The band continue their run with another track from their debut album.


Photo: Cal McIntyre

Standing on the cusp of one of the most anticipated releases of 2024 already, we find The Last Dinner Party. From realising their first single merely less than twelve months ago to finding themselves winning the Rising Star Brit Award in December and the BBC Sound of 2024 poll, they’ve been firmly placed on all our radars. Caesar on a TV Screen is the last single release we get before Prelude to Ecstasy — their debut album — will drop.
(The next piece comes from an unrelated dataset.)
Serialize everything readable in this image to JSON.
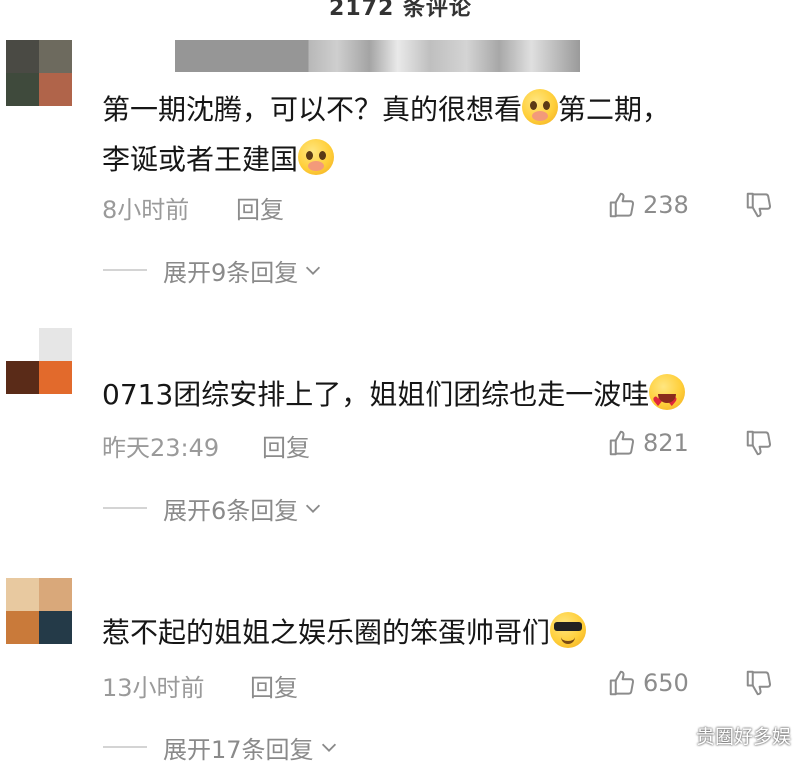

Caesar on a TV Screen is nothing short of an absolute bohemian delight. Like the rest of The Last Dinner Party’s releases, so far it’s full of that eccentricity and theatrical energy we’ve now come to expect from the band, but with the dial turned up from previous releases. The song starts charmingly enough; alluring and inviting you in with its softer jangle-esque riffs. Don’t be fooled by this, however – this softer start is merely a mirage as some delightful riffs enter the stage, and some warmer life enters.

Just as you think you have your head around this song and what to expect from it, it once again takes you on a left-field turn with its chorus. Now the chorus is something else entirely – as hooks go in songs, it’s perhaps one of the best ones I’ve heard in a long long time. Vocalist Abigail Morris manages to invoke so much energy and emotion, and so too suddenly from what was seemingly a more carefree, relaxed song. After this ecstasy of sound takes place, Caesar on a TV Screen slowly floats back to its slower, calmer tempo once again.

It feels at this point it’s way too much of a cliché to say you can so easily grasp the influences and similarities of institutional British new wave artists such as Kate Bush, David Bowie or Peter Gabriel – a thousand people before me have said it, and I’m sure a thousand people will say the same after. But I think it holds simply because, like those artists, The Last Dinner Party take so much inspiration from novelists and poets from the literary modernist age – they stand on their shoulders and bring those ideas through into their songs so elegantly.

This single continues to build on the already high excitement for Prelude to Ecstasy. Speaking on the topic of their debut album, the band commented: “Ecstasy is a pendulum which swings between the extremes of human emotion, from the ecstasy of passion to the sublimity of pain, and it is this concept which binds our album together. This is an archaeology of ourselves; you can exhume our collective and individual experiences and influences from within its fabric. We exorcised guitars for their solos, laid bare confessions directly from diary pages, and summoned an orchestra to bring our vision to life.” Expect much more of the avant-garde filled with delightful hooks off the back of Caesar on a TV Screen in February.